Personal information
- Born: July 2, 1986 (age 39) Danvers, Massachusetts, U.S.
- Height: 6 ft 6 in (1.98 m)
- Weight: 305 lb (138 kg)

Career information
- College: Colgate
- NFL draft: 2009: undrafted

Career history

Playing
- Buffalo Bills (2009); BC Lions (2010–2011); Omaha Nighthawks (2011); Hamilton Tiger-Cats (2012);

Coaching
- St. Lawrence (2010–2012) Offensive line coach; St. Lawrence (2013) Running backs coach; Western Michigan (2014–2015) Offensive line coach; John Carroll (2016) Offensive line coach; Chattanooga (2017–2019) Offensive line coach; Williams (2019–2020) Running backs and tight ends coach; Williams (2021) Offensive line coach; Williams (2022–present) Offensive coordinator;

Awards and highlights
- Second-team All-Patriot League (2007); First-team All-Patriot League (2008); Second-team AP All-American (2008);

Career NFL statistics
- Games played: 1
- Stats at Pro Football Reference
- Stats at CFL.ca (archive)

= Nick Hennessey =

American gridiron football player (born 1986)

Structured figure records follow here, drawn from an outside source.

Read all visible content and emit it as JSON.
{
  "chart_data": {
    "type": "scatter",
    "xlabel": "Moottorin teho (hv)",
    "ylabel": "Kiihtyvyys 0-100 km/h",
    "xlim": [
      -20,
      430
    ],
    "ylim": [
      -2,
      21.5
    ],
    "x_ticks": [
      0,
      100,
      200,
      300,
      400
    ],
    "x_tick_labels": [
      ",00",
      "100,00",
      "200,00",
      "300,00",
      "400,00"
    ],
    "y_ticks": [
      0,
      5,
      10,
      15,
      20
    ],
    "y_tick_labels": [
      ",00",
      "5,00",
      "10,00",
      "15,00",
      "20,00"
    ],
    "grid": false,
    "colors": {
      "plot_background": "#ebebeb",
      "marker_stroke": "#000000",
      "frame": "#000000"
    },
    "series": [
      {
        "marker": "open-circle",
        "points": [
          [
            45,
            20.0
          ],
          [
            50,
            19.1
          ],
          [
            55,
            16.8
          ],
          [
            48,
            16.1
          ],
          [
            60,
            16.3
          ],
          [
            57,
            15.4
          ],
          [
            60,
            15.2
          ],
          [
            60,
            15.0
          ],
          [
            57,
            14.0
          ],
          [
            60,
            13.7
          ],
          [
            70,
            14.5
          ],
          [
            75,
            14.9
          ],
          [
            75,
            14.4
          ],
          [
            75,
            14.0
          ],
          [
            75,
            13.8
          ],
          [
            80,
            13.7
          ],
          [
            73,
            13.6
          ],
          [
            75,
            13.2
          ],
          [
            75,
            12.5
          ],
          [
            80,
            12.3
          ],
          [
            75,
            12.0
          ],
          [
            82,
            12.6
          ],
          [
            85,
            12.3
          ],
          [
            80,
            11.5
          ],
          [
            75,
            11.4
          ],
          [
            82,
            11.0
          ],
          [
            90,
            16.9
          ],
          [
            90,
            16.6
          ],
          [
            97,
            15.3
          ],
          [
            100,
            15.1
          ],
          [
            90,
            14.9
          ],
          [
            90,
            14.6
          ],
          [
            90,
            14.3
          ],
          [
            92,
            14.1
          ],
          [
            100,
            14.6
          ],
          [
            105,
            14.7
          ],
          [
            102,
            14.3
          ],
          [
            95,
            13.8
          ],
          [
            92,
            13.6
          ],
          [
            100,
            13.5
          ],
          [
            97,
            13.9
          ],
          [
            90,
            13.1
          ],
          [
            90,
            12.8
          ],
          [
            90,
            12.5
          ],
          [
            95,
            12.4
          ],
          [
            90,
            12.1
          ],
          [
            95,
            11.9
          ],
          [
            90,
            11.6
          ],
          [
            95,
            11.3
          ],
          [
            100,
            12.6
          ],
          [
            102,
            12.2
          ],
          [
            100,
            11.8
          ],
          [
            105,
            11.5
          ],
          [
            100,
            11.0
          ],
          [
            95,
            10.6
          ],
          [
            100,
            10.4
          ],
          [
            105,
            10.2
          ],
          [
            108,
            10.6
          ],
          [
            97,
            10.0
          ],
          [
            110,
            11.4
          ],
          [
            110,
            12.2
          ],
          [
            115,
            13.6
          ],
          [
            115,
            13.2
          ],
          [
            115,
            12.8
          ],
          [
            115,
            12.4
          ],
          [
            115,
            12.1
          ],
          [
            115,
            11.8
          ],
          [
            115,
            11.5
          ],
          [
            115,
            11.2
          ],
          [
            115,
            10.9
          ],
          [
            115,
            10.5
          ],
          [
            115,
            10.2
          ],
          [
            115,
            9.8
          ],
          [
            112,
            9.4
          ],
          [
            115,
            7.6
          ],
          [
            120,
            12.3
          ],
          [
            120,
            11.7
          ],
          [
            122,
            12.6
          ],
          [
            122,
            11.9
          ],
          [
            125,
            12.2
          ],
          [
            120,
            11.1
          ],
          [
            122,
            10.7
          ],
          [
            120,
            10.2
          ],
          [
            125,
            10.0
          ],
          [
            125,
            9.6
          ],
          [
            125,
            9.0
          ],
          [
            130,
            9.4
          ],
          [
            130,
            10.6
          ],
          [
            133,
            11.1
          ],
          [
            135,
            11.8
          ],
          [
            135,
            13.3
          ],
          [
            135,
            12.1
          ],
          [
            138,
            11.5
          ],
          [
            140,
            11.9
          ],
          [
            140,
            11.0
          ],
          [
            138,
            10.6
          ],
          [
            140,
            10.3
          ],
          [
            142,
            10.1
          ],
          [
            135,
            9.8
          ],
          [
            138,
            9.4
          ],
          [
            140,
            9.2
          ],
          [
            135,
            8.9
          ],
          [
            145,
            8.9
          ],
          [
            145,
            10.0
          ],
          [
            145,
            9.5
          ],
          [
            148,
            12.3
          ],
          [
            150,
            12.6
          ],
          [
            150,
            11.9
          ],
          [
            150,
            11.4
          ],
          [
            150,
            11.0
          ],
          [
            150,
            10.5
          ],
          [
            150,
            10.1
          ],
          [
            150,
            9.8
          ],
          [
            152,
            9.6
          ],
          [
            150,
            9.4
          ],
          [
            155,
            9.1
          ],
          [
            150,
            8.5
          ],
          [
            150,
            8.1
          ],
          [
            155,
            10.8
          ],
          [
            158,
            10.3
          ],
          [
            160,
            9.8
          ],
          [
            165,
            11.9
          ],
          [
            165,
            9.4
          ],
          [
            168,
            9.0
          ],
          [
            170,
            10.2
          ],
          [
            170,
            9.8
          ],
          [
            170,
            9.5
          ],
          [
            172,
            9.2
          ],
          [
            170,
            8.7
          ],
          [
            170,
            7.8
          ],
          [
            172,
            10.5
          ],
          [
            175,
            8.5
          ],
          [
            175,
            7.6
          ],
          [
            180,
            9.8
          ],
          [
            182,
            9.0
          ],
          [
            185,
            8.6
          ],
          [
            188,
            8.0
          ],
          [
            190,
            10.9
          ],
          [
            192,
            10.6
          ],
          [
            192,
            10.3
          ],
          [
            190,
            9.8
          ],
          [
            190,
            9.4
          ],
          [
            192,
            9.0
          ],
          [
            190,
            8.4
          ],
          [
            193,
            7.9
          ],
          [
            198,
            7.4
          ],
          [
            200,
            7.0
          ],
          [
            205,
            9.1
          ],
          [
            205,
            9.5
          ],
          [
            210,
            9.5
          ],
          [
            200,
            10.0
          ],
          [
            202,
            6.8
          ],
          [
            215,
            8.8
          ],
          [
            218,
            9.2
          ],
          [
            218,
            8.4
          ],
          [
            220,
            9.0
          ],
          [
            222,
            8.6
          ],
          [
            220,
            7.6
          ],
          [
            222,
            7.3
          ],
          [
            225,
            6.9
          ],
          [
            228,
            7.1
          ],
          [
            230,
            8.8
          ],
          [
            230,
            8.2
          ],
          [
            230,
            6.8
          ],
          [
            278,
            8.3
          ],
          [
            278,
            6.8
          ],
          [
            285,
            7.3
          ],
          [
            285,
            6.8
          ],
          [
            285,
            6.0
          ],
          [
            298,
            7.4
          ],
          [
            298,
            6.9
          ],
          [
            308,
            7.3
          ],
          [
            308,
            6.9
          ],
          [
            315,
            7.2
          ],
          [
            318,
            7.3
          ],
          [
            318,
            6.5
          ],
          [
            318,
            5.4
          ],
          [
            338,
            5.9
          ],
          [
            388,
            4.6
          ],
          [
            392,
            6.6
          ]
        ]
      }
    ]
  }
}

Nicholas George Hennessey (born July 2, 1986) is an American college football coach and former offensive tackle. He is the offensive coordinator for Williams College, a position he has held since 2022. He was signed by the Buffalo Bills as an undrafted free agent in 2009. He played college football at Colgate.

==Early life==
Nicholas is the middle child of Jeanne and Mike Hennessey. He has an older sister, Jaclyn Hennessey Ford, and a younger sister, Megan Hennessey. He attended Danvers High School from 2000 to 2004 and graduated in 2004. During his senior year, he was the captain the football, basketball and lacrosse teams.

==Professional career==

===Buffalo Bills===
Hennessey spent the bulk of the 2009 season on the Bills' Practice Squad, before being activated for one game during Week 17. He was waived by the Bills after the 2010 preseason.

===BC Lions===
On October 18, 2010, the BC Lions of the Canadian Football League signed Hennessey to their practice roster. He was released on November 5. The team re-signed him for the 2011 season on December 8.

===Omaha Nighthawks===
Hennessey was signed by the Omaha Nighthawks of the United Football League on August 23, 2011.

===Hamilton Tiger-Cats===
It was announced on April 13, 2012 that Hennessey had signed with the Hamilton Tiger-Cats.